Puis c’étaient de nouveau des châteaux, nichés sur de hautes pointes rocheuses, et des cloîtres, sombres anneaux de murailles autour desquels dans les étangs à carpes la lumière scintillait comme sur des miroirs.

Quand du haut de notre siège élevé nous regardions les séjours que l’homme a bâtis pour y cacher sa vie, son bonheur, ses nourritures, ses religions, alors tous les siècles fondaient à nos yeux en une seule réalité.

Et les morts, comme si les tombes s’étaient ouvertes, surgissaient invisiblement. Ils nous environnent dès que notre regard se pose avec amour sur une terre à l’antique culture, et tout comme leur héritage est vivant dans la pierre et le sillon, leur âme très ancienne est présente sur les terres et les campagnes.

Ernst Jünger, Sur les falaises de marbre, Gallimard, p. 44.

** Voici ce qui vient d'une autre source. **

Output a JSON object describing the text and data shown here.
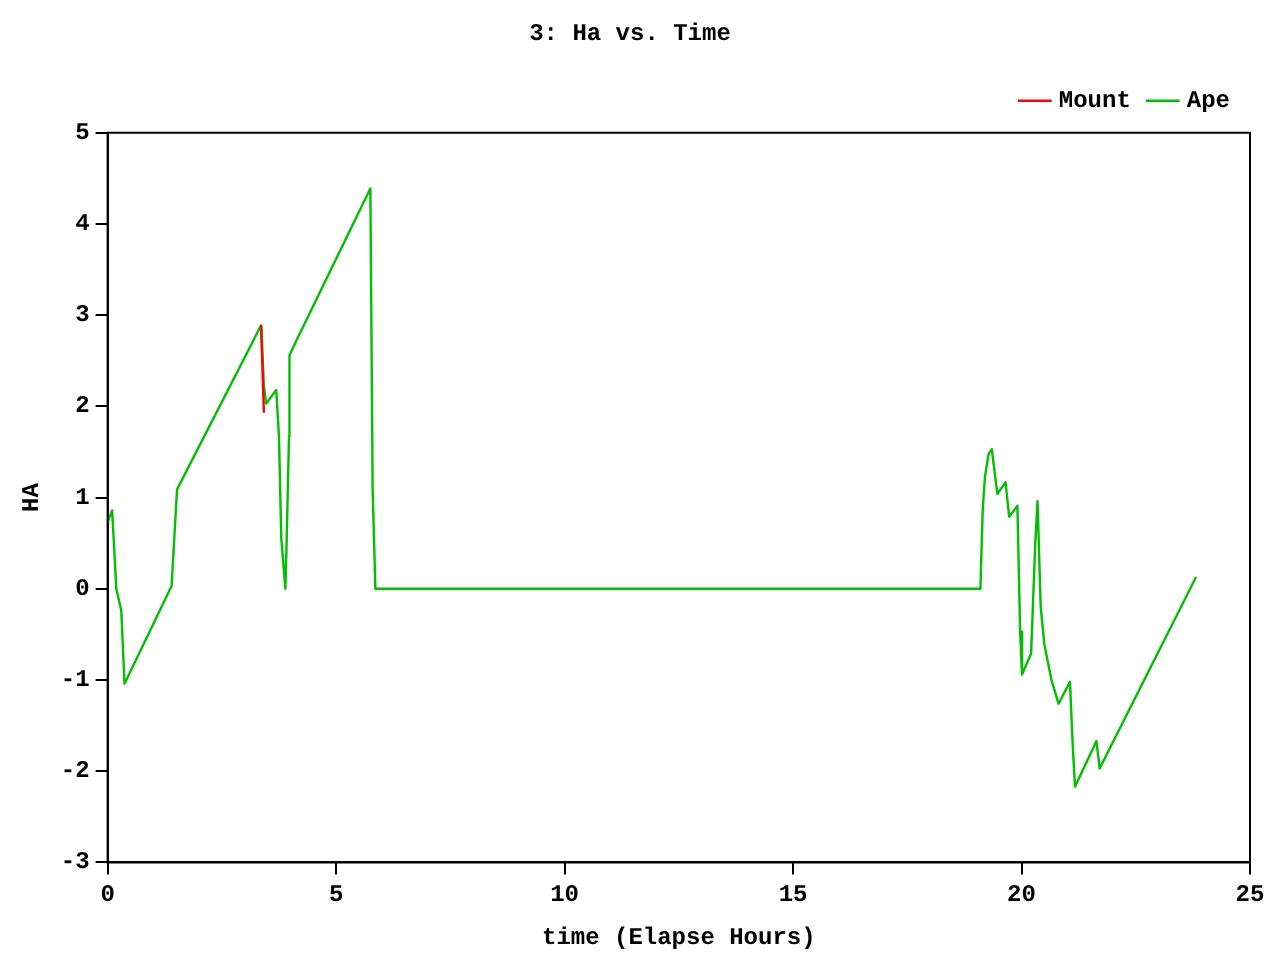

Cécile Carret, 27 août 2013
double

Pour un peu m’y eût manqué l’idiot ou l’ivrogne qui eût entravé çà et là cette fébrilité en titubant absurdement au beau milieu et en faisant perdre un instant à ce peuple suroccupé sa gravité et son application, jusqu’au moment où je m’aperçus que, m’arrêtant dans ma recherche d’endroits où je puisse étudier les deux livres, faisant demi-tour, m’écartant du chemin, palpant tel ou tel coin d’herbe pour savoir si l’on pouvait s’y asseoir, renversé contre un arbre, m’arrachant aussitôt à sa résine et trébuchant pour aller plus loin, j’étais à s’y tromper, le double de cet ivrogne.

Peter Handke, Le recommencement, Gallimard, p. 118.